Our personalities clashed from the start, I’m afraid. My small town soul was no match for you crushing urbanity. You’re so bloody…big. I spent my life deciphering transit maps and smushing myself into the tube instead of enjoying a walk to work, to the pub. I felt anonymous in a brand new way – a way that can only be brought on by being surrounded by eight million people who don’t give a shit about you. I lived in a lovely house with lovely people, thank god, because the overwhelming prospect of weaving my way through the city, coupled with the weather’s endless dreariness, made me never want to leave the house. Ever. But leave it I did, only to get lost and miss bus stops at 2 a.m. or be nearly shoved aside by a woman to whom I’d given 50p because she was short of bus fare, or accosted by a suit-wearing middle-aged man at my pub because I wouldn’t serve him a glass of red wine past closing time.
(“Where are YOU from?” he’d demanded when my Canadian co-worker and I told him he wouldn’t be served. “You want to know where I’m from? ENGLAND”, as if it meant licensing laws didn’t apply to him. When we convinced him his behaviour wasn’t getting him any closer to a drink, he stole a wine glass and smashed it on the pavement on his way out the door.)
So no, London, it was clear you didn’t want to be my friend, and the feeling was mutual. I couldn’t get a flat because I didn’t have a spare £1,000 kicking about, and I couldn’t take the train to work because that would cost £30 a week. I felt like you were trying to strangle me, and the only way to breathe again was to run, far and fast.
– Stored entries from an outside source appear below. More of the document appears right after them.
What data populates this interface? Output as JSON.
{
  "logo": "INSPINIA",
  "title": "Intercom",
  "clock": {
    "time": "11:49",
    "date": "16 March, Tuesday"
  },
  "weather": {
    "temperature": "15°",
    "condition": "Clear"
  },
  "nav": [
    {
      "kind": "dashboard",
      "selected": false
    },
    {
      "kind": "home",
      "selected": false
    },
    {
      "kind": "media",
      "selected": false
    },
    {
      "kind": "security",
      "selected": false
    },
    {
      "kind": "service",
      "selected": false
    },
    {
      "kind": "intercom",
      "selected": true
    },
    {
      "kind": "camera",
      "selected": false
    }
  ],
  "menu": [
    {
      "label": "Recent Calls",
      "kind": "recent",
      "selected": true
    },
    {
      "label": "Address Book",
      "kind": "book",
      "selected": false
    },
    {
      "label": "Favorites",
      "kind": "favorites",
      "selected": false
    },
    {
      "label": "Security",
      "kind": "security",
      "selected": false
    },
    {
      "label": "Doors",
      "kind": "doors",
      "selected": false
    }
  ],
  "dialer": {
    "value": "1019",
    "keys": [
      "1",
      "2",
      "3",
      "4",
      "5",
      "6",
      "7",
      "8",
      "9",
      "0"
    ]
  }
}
I did. I ran. Back to Edinburgh, the love of my life, where I took a deep breath and set off on foot and fell instantly back into a rhythm of life that fit me, perfectly.
And so I accepted it, that I’ll never love you. I’ll see you again, because I have to, because you’re the hub of the world and because there are some lovely people amongst your masses who I want to see again.
I am glad we tried though, London, because like any relationship, I learned a great deal about myself from our demise.